MELBOURNE (Reuters) – Singapore-based start-up Atomionics has had the first commercial deployment of its technology that uses gravity and artificial intelligence to define ore bodies, potentially cutting costs and speeding up minerals projects key to the energy transition.
Atomionics has signed contracts with three major mining companies that are expected to finish their deployments of the “virtual drill” technology called Gravio early next year, CEO Sahil Tapiawala told Reuters. He declined to identify the firms for reasons of commercial confidentiality.
Privately held Atomionics is backed by a number of Singapore-based government agencies and strategic investors, including Open AI cofounder Pamela Vagata and climate tech executive Mikhail Zeldovich of Trafigura.
Like many exploration technologies, Atomionics taps the gravity signatures of different minerals to pinpoint where they lie beneath the earth.
It is able to do so more precisely than typical air-based survey techniques, and processes data in real time using artificial intelligence, speeding up the work of defining ore bodies, Tapiawala said.
Drilling a single hole in the search for a mineral can cost from A$10,000 to A$50,000. A lithium miner might need as many as 400 holes to prove up a resource, so building a more accurate virtual picture before drilling can substantially cut costs.

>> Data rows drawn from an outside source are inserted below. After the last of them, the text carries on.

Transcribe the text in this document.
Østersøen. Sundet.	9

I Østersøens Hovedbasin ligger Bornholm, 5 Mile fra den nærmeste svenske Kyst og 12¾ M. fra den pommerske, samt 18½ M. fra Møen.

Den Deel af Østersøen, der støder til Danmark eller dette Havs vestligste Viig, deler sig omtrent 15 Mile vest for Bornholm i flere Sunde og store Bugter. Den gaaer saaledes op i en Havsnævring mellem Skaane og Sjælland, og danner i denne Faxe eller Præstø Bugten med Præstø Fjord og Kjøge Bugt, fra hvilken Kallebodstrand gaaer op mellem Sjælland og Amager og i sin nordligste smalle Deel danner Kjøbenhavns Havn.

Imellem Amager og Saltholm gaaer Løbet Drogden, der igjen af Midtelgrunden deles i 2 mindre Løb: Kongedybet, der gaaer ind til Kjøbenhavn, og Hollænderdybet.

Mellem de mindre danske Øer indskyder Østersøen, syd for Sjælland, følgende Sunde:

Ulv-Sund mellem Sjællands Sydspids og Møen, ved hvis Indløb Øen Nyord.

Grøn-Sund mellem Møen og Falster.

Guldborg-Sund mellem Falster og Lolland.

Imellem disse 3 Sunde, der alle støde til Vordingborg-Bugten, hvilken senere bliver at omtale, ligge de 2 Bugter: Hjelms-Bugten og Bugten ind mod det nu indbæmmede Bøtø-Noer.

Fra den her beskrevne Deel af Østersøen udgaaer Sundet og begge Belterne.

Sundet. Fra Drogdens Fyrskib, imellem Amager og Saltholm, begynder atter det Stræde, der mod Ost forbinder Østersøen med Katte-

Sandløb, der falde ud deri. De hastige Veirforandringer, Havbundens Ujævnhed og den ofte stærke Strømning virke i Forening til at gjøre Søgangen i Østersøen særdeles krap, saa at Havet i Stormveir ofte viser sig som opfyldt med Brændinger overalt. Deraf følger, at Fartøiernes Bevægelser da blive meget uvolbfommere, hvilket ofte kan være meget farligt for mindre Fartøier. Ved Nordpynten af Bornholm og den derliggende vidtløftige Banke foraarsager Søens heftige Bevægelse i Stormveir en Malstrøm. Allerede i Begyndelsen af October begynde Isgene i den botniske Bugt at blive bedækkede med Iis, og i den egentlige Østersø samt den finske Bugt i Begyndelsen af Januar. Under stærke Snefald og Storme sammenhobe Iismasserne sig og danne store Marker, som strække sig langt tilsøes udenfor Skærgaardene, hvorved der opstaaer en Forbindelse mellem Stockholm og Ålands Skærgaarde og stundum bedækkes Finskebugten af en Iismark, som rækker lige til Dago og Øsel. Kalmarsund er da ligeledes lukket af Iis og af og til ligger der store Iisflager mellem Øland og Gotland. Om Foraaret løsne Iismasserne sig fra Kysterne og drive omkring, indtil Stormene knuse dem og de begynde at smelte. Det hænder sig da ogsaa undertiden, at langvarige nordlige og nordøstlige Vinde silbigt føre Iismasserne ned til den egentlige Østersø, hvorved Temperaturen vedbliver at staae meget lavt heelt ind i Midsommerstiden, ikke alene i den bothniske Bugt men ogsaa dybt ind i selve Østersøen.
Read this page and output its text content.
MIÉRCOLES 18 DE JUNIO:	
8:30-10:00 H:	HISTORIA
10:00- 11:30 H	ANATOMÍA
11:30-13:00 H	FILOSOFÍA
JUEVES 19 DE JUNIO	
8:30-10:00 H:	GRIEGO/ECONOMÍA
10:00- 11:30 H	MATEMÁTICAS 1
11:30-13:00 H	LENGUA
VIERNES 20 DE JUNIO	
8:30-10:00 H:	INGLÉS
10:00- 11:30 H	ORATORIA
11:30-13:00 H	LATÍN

“The key challenge is that sometimes (drill holes) don’t actually hit the reserve,” Tapiawala said.
The company aims to cut these “empty” samples by at least half, he added.
The mining industry uses various techniques to find minerals, including ground-penetrating radar and aeromagnetic surveys, but no one method guarantees success.
KoBold Metals, a California-based startup whose backers include billionaires Bill Gates and Jeff Bezos, is also using AI to search for critical metals such as lithium.
Atomionics’ first deployment was in Australia’s Queensland state to help New Hope unit Bridgeport Energy find oil.
“The energy industry would traditionally defer to seismic data before undertaking any drilling project,” Cameron Fink, exploration manager at Bridgeport Energy, said in a statement.
“With further development, Gravio can present as a low-cost alternative to traditional methods of exploration.”